Tips for surviving the peer review

The peer review can be one of the most gruelling processes in science. Months of writing, redrafting, coercing your co-authors to actually read the manuscript and then getting them to actually agree on each other’s changes, before finally, somewhat anticlimactically, submitting it to the journal.

After all that you get some unappreciative reviewer slamming your work from behind a veil of anonymity. But this objective criticism is just what science needs. Here are some tips to make the process go a bit more smoothly.

  1. It’s nothing personal

I got my first masterpiece back from the reviewers and it was destroyed like a 5th grade teacher would mark the bad student’s paper. It was demoralizing. I was convinced the reviewers hated me and wanted to see me fail.

But on a re-read I realised that their comments were fair enough. I needed to add a lot more details for a reader to get why I had used those methods. Some mistakes were just an oversight and were impossible to see when I was in the depths of the manuscript re-drafting.
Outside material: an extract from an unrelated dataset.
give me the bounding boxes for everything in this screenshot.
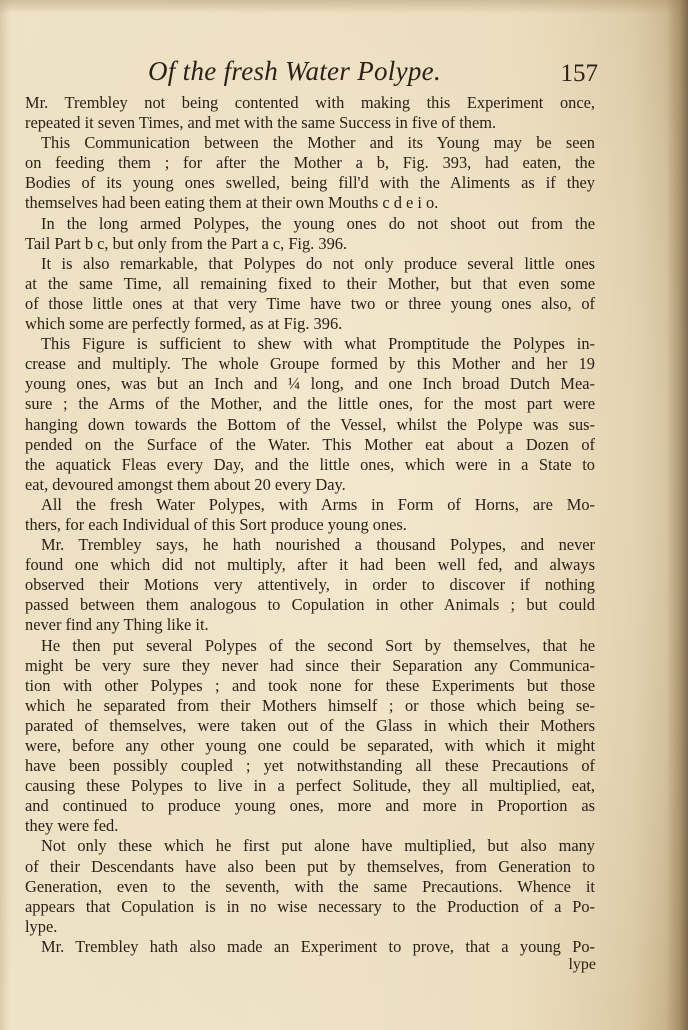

Look upon the peer review as a great opportunity for objective error-spotting. I’d prefer to see these errors picked up in the review stage than in the published paper.

  1. Reviewers are not always right

Early in my publication career I would always believe everything the reviewer said. Everything. They were all-knowing oracles and I was a mere PhD student. If they said something was wrong it was my comparatively inferior knowledge of the literature that made it so.

Of course, more often than not, they were right. But not always. PhD students also know all the latest literature. It’s important to stand by your knowledge. Reviewers are only human after all.

  1. Reviewers are not always wrong

Researchers are great at details and that makes us awesome at flagging errors in someone else’s work. Not necessarily so great at spotting mistakes in our own work.

Before going down the rebuttal road of “Please refer to ‘Thermodynamics for Beginners’ to explain why we did it that way” or “Actually we already explained that in the introduction, Table 2 and half of the discussion”, have another look over the manuscript.

That screamingly obvious point that dominated the discussion may just need to be reworded to explain the point more clearly. Particularly if the journal of interest is multidisciplinary.

One of the great advantages of the peer-review is getting the input of the journal readership before publication.

  1. We’re in this together

Reviewers are donating their time for the support of science. Their opinions are invaluable for making the conclusions hole-proof. Likewise, the researchers submitting the paper may have just missed something in the document that gives the required clarity.  Mutual respect is what makes the peer-review process much less arduous.

There may be many faults with the peer-review system. But it’s still the best process for keeping science honest.